Sixty-eight of 104 patients who had undergone DC during a 48-month period and survived > 30 days were eligible for this study. To assess the dynamics of subdural fluid collections, the authors compared CT scanning data from and the characteristics of 39 patients who had SDGs with the data in 29 patients who did not have hygromas. Variables significant in the appearance, evolution, and resolution of this complication were analyzed in a 36-week longitudinal study.
The earliest imaging evidence of SDG was seen during the 1st week after DC. The SDG volume peaked between Weeks 3 and 4 post-DC and was gradually resolved by the 17th week. Among the mechanisms of injury, motor vehicle accidents were most often linked to the development of an SDG after DC (p < 0.0007), and falls were least often associated (p < 0.005).
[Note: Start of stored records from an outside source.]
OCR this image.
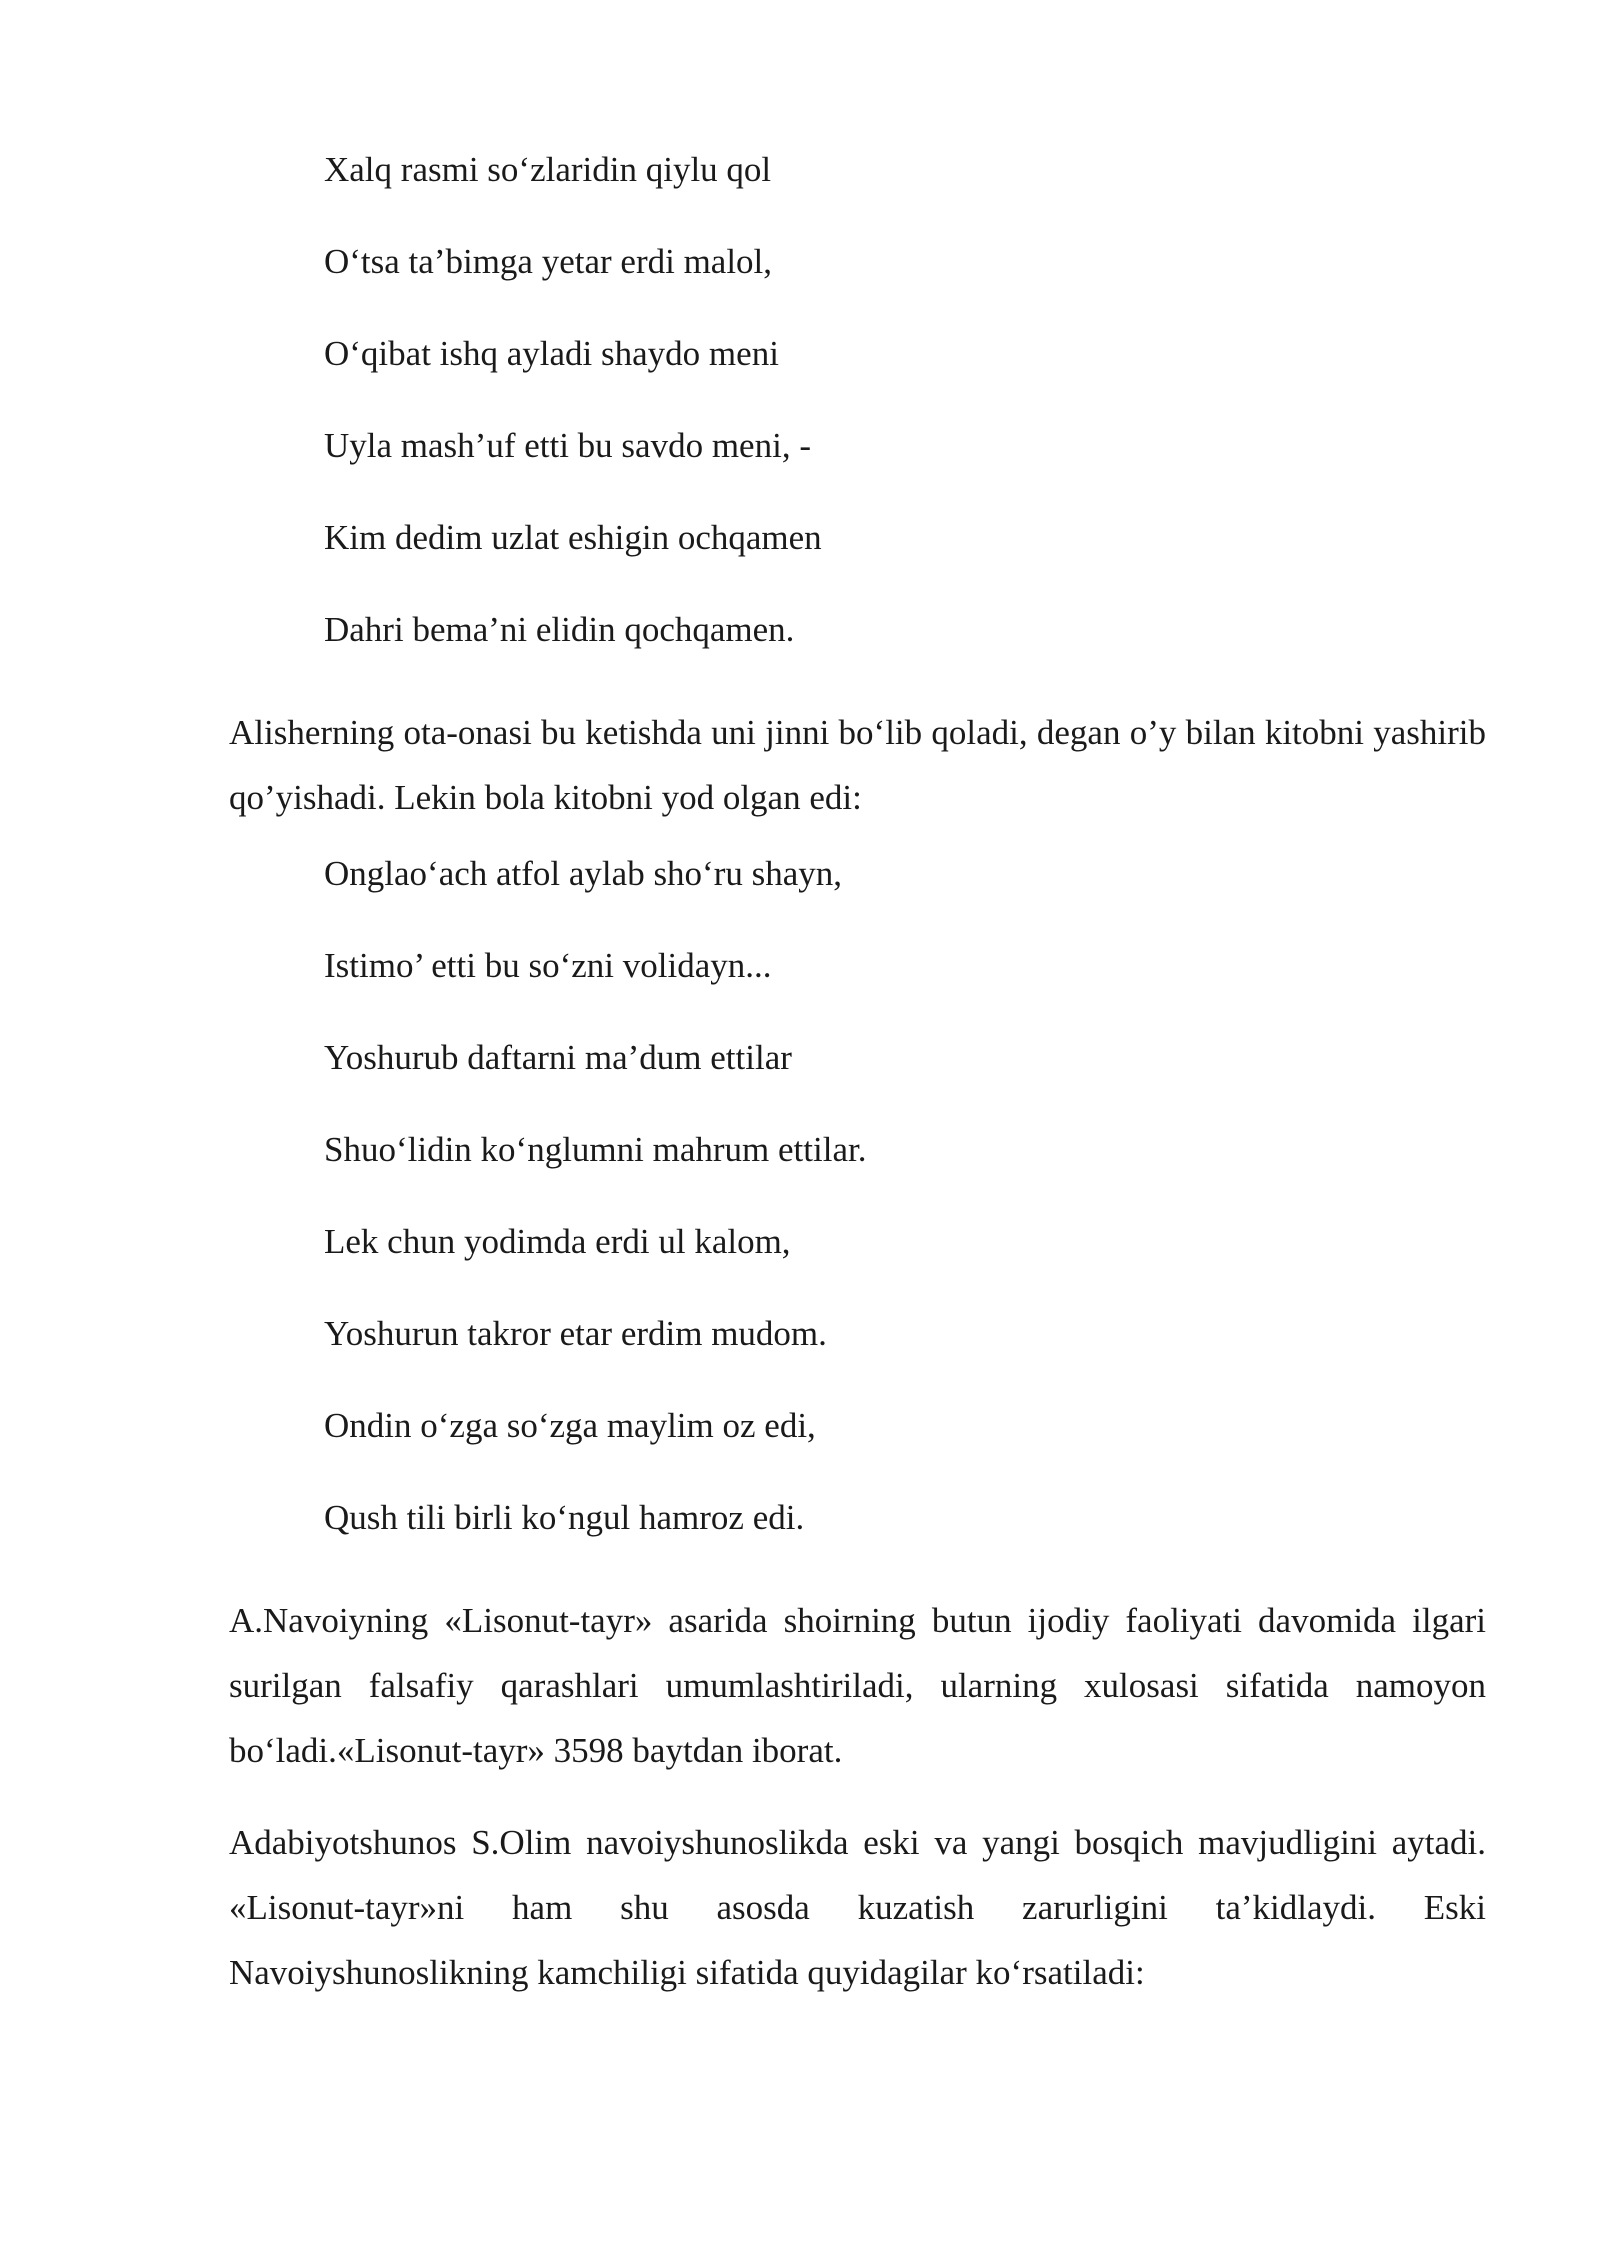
Xalq rasmi so‘zlaridin qiylu qol
O‘tsa ta’bimga yetar erdi malol,
O‘qibat ishq ayladi shaydo meni
Uyla mash’uf etti bu savdo meni, -
Kim dedim uzlat eshigin ochqamen
Dahri bema’ni elidin qochqamen.

Alisherning ota-onasi bu ketishda uni jinni bo‘lib qoladi, degan o’y bilan kitobni yashirib qo’yishadi. Lekin bola kitobni yod olgan edi:

Onglao‘ach atfol aylab sho‘ru shayn,
Istimo’ etti bu so‘zni volidayn...
Yoshurub daftarni ma’dum ettilar
Shuo‘lidin ko‘nglumni mahrum ettilar.
Lek chun yodimda erdi ul kalom,
Yoshurun takror etar erdim mudom.
Ondin o‘zga so‘zga maylim oz edi,
Qush tili birli ko‘ngul hamroz edi.

A.Navoiyning «Lisonut-tayr» asarida shoirning butun ijodiy faoliyati davomida ilgari surilgan falsafiy qarashlari umumlashtiriladi, ularning xulosasi sifatida namoyon bo‘ladi.«Lisonut-tayr» 3598 baytdan iborat.

Adabiyotshunos S.Olim navoiyshunoslikda eski va yangi bosqich mavjudligini aytadi. «Lisonut-tayr»ni ham shu asosda kuzatish zarurligini ta’kidlaydi. Eski Navoiyshunoslikning kamchiligi sifatida quyidagilar ko‘rsatiladi:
Moreover, patients with diffuse brain injury were more prone to this complication (p < 0.0299) than those with an evacuated mass (p < 0.0001). There were no statistically significant differences between patients with and without hygromas in terms of age, sex, Glasgow Coma Scale score, intraventricular and subarachnoid hemorrhage, levels of intracranial pressure and cerebral perfusion pressure, timing of decompression, and the need for CSF diversion. More than 90% of the SDGs were ipsilateral to the side of the craniectomy, and 3 (8%) of 39 SDGs showed evidence of internal bleeding at ~ 8 weeks postinjury. Surgical evacuation was needed in 4 patients with SDGs.
High dynamic accidents and patients with diffuse injury were more prone to SDGs. Close to 8% of SDGs converted themselves into subdural hematomas at ~ 2 months postinjury. Although SDGs developed in 39 (~ 60%) of 68 post-DC patients, surgical evacuation was needed in only 4.